Ook bekend als SOF, is het zoeken naar occult bloed in de ontlasting de eerstelijnstest voor de vroege detectie van dikkedarmkanker, een test die het ministerie van Volksgezondheid aanbeveelt om elke 2 jaar te herhalen bij alle mensen tussen 50 en 69 jaar oud.
Rectosigmoïdoscopie en colonoscopie daarentegen zijn diepgaande onderzoeken, die vanwege factoren als invasiviteit en kosten alleen worden gebruikt als het strikt noodzakelijk is. - Reumatologisch bezoek en MOC (computerized bone mineralometry). Ze maken het mogelijk om de gezondheidstoestand van de botten vast te stellen (met name de weerstand tegen breuken) en om de aanleg van de patiënt voor osteoporose af te leiden.
- Glykemie. Het is de maat voor de bloedglucosespiegels; het is van fundamenteel belang bij de detectie van diabetes mellitus.
- Volledige bloedtelling. Het is een laboratoriumtest die wordt gebruikt om het aantal corpusculaire cellen in het bloed (rode bloedcellen, witte bloedcellen en bloedplaatjes) te kwantificeren.
In wezen geeft het informatie over de algemene gezondheid van het individu. - Urineonderzoek. Het is een indicator van de gezondheidstoestand van de urinewegen en van de algemene.
Bovendien maakt het bij mensen met diabetes, hypertensie of met bepaalde leverziekten het mogelijk om de behandelingen voor deze aandoeningen te evalueren. - BUN, creatinine en urinezuur. Ze zijn de maat voor de bloedspiegels van respectievelijk stikstof, creatinine en urinezuur; zijn drie belangrijke indicatoren voor de nierfunctie.
Uricemia geeft ook informatie over het risico op stofwisselings- en hart- en vaatziekten. - Meting van transaminasen en van het gamma-GT-enzym (Gamma Glutamyl Transferase) Dit zijn twee bloedmarkers van de leverfunctie (dwz leverfunctie).

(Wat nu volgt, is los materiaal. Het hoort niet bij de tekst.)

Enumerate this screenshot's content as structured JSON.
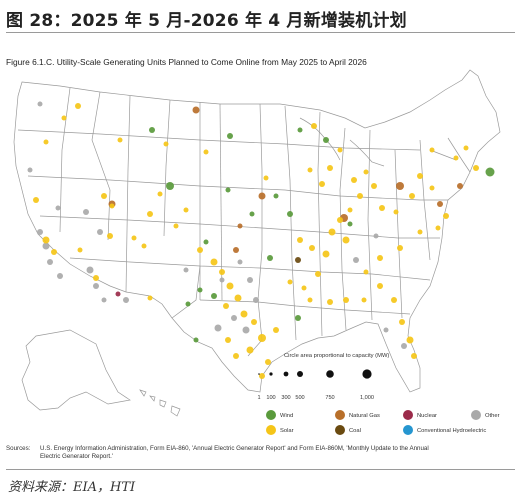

- Bezoek oogarts. Het wordt gebruikt om oculaire pathologieën die kenmerkend zijn voor ouderdom in de tijd te identificeren, zoals presbyopie, cataracten en leeftijdsgebonden maculaire degeneratie.
- KNO-bezoek en audiometrie. Ze onderzoeken de akoestische mogelijkheden van de patiënt, wijzen op een "mogelijk gehoorverlies" als gevolg van leeftijd, en stellen vast of het al dan niet gepast is om een hoortoestel te gebruiken (bijv. hoortoestel, cochleair implantaat, enz.).